I emerged into daylight wiping soot from my hands onto my jeans and found two relieved-looking men.
“Did you at least make some progress?” Kurt said, brushing dust from my shoulders with his hands.
“Yes, we need to go to O’Hare’s place.”
Mouths opened and closed. Lee’s mouth flapped like a goldfish. Kurt found his voice first.
“O’Hare lives in Washington.”
I shook my head. “She has a country place down there.” I pointed toward the mountains.
“You can remember that?”
“Yes. I helped her with something. It feels like I will find out what when we get there.”
“All right,” Kurt replied.
He turned to Lee and maybe thought I couldn’t hear him. “Let her follow this.
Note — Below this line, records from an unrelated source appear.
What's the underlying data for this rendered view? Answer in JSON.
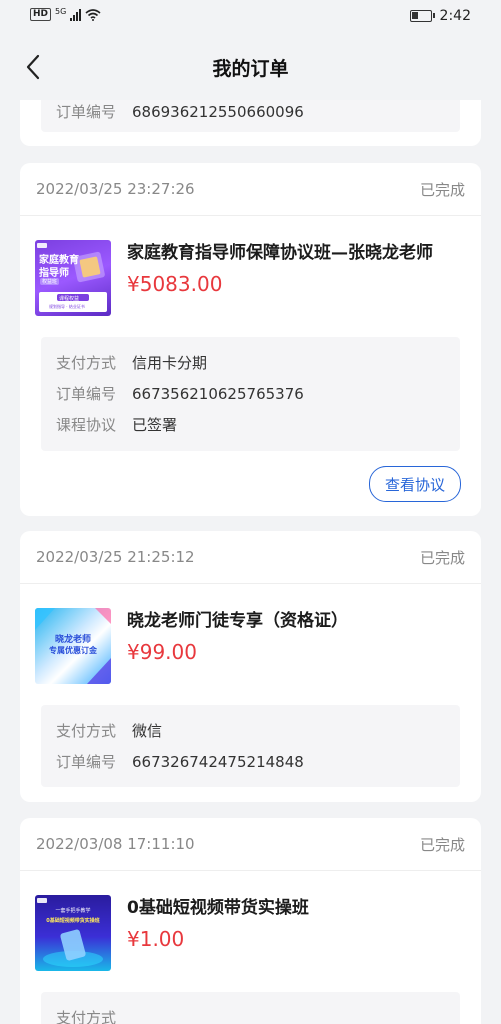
{
  "status_bar": {
    "network": "5G",
    "hd": "HD",
    "time": "2:42",
    "battery_level": 0.35
  },
  "nav": {
    "title": "我的订单"
  },
  "orders": [
    {
      "info": [
        {
          "label": "订单编号",
          "value": "686936212550660096"
        }
      ]
    },
    {
      "date": "2022/03/25 23:27:26",
      "status": "已完成",
      "thumb": {
        "t1": "家庭教育",
        "t2": "指导师",
        "tag": "权益班",
        "badge": "课程权益",
        "sub": "规划指导 · 结业证书"
      },
      "name": "家庭教育指导师保障协议班—张晓龙老师",
      "price": "¥5083.00",
      "info": [
        {
          "label": "支付方式",
          "value": "信用卡分期"
        },
        {
          "label": "订单编号",
          "value": "667356210625765376"
        },
        {
          "label": "课程协议",
          "value": "已签署"
        }
      ],
      "button": "查看协议"
    },
    {
      "date": "2022/03/25 21:25:12",
      "status": "已完成",
      "thumb": {
        "t1": "晓龙老师",
        "t2": "专属优惠订金"
      },
      "name": "晓龙老师门徒专享（资格证）",
      "price": "¥99.00",
      "info": [
        {
          "label": "支付方式",
          "value": "微信"
        },
        {
          "label": "订单编号",
          "value": "667326742475214848"
        }
      ]
    },
    {
      "date": "2022/03/08 17:11:10",
      "status": "已完成",
      "thumb": {
        "t1": "一套手把手教学",
        "t2": "0基础短视频带货实操班"
      },
      "name": "0基础短视频带货实操班",
      "price": "¥1.00",
      "info": [
        {
          "label": "支付方式",
          "value": ""
        }
      ]
    }
  ],
  "colors": {
    "price": "#e8383d",
    "accent": "#2866d8",
    "background": "#f2f3f5"
  }
}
She’s bringing back her memory piece by piece, and we need her back.”
“This is stuff before my time. This feels like it’s back just after she did all that secret squirrel stuff with the CIA.”
“Maybe it is. She says it was five years ago. That puts it midway between then and now.”
I shut the car door and waited. Kurt slammed his a few seconds later and smiled at me.
“You feel okay?”
“Yep.” No. Not at all. Not even near. I looked at a phone number written on my hand and wondered how it got there. I knew it was one I’d called before and then I remembered the phone message. It was the director’s phone number. If it was on my hand now, did that mean I was bringing the past into the present? It seemed smart to keep that little bit of lunacy to myself.